Our destination was Colgate Lake (actually a sort of reservoir) north of Tannersville. It was a fairly crowded place, even on a Thursday, but the main difficulty was parking; finding a private place along the shoreline wasn't difficult.
We had to walk through a crowded section of beach to get to where we were going, and this gave our two dogs plenty of opportunity for meeting other dogs and making trivial mischief. The attitude of the place is unusually dog-friendly, and most people were delighted when surprised by a cold wet nose.
At the little patch of shoreline which we found to set up our blankets and reading material, the water was shallow and its slope gradual enough to permit wide-ranging wading, which was all I cared to do. The dogs jumped in and splashed around and chewed on punky old pieces of rotting elderberry wood. But when Gretchen did some serious swimming, Sally decided to go swimming after her, well out into water where she could no longer touch bottom.

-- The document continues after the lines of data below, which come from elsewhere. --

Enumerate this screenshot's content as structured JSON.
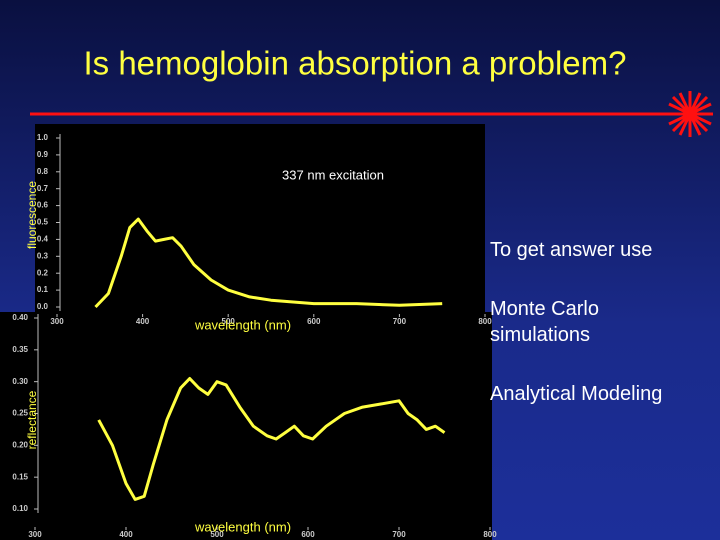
{
  "slide": {
    "title": "Is hemoglobin absorption a problem?",
    "bullets": [
      "To get answer use",
      "Monte Carlo simulations",
      "Analytical Modeling"
    ]
  },
  "chart_data": [
    {
      "type": "line",
      "ylabel": "fluorescence",
      "xlabel": "wavelength (nm)",
      "annotation": "337 nm excitation",
      "xlim": [
        300,
        800
      ],
      "xticks": [
        300,
        400,
        500,
        600,
        700,
        800
      ],
      "ylim": [
        0,
        1
      ],
      "yticks": [
        {
          "value": 0,
          "label": "0.0"
        },
        0.1,
        0.2,
        0.3,
        0.4,
        0.5,
        0.6,
        0.7,
        0.8,
        0.9,
        {
          "value": 1,
          "label": "1.0"
        }
      ],
      "x": [
        345,
        360,
        375,
        385,
        395,
        405,
        415,
        425,
        435,
        445,
        460,
        480,
        500,
        525,
        550,
        600,
        650,
        700,
        750
      ],
      "series": [
        {
          "color": "#ffff40",
          "values": [
            0.0,
            0.08,
            0.3,
            0.47,
            0.52,
            0.45,
            0.39,
            0.4,
            0.41,
            0.36,
            0.25,
            0.16,
            0.1,
            0.06,
            0.04,
            0.02,
            0.02,
            0.01,
            0.02
          ]
        }
      ]
    },
    {
      "type": "line",
      "ylabel": "reflectance",
      "xlabel": "wavelength (nm)",
      "xlim": [
        300,
        800
      ],
      "xticks": [
        300,
        400,
        500,
        600,
        700,
        800
      ],
      "ylim": [
        0.1,
        0.4
      ],
      "yticks": [
        {
          "value": 0.1,
          "label": "0.10"
        },
        0.15,
        {
          "value": 0.2,
          "label": "0.20"
        },
        0.25,
        {
          "value": 0.3,
          "label": "0.30"
        },
        0.35,
        {
          "value": 0.4,
          "label": "0.40"
        }
      ],
      "x": [
        370,
        385,
        400,
        410,
        420,
        430,
        445,
        460,
        470,
        480,
        490,
        500,
        510,
        525,
        540,
        555,
        565,
        575,
        585,
        595,
        605,
        620,
        640,
        660,
        680,
        700,
        710,
        720,
        730,
        740,
        750
      ],
      "series": [
        {
          "color": "#ffff40",
          "values": [
            0.24,
            0.2,
            0.14,
            0.115,
            0.12,
            0.17,
            0.24,
            0.29,
            0.305,
            0.29,
            0.28,
            0.3,
            0.295,
            0.26,
            0.23,
            0.215,
            0.21,
            0.22,
            0.23,
            0.215,
            0.21,
            0.23,
            0.25,
            0.26,
            0.265,
            0.27,
            0.25,
            0.24,
            0.225,
            0.23,
            0.22
          ]
        }
      ]
    }
  ]
}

My favorite part of the shoreline was somewhat further on. Here there was a deep shade maintained by an evergreen canopy, though occasional massive diseased Paper Birches punctuated the gloom with their whiteness. Several of these had fallen over, shedding great shells of paper. Mosses, ferns, and dense clumps of primitive lycopods covered the ground. "This looks like the place where the teddy bears have their picnics," I said.
The only major annoyance for our leisurely day at the lake came when an Orthodox mother and her several bratty kids showed up and took over a patch of shoreline adjacent to ours (visually isolated by a clump of bushes). We couldn't see them, but we could hear them. One of the kids was a noisy little boy with an excessive dependence upon his mother for affirmation. He was the kind who felt the need to continuously shout out requests for his mother to watch him whenever he was about to do something, no matter how unremarkable.
On the way back home, we stopped in Tannersville for an early dinner at a cheesy little Mexican restaurant called Pancho Villa. By cheesy, I mean that someone had decorated the place with laminated paper cutouts of sombreros and piñatas suspended on strings from the stained panels of the dropped ceiling. An unrelated cheese story concerns Gretchen's enchilada. It was smothered by so much of the stuff that she had to pick it off and abandon it in a big messy tomato-sauce-stained pile. The house chips and salsa, however, were unexpectedly the best I can remember having in a very long time.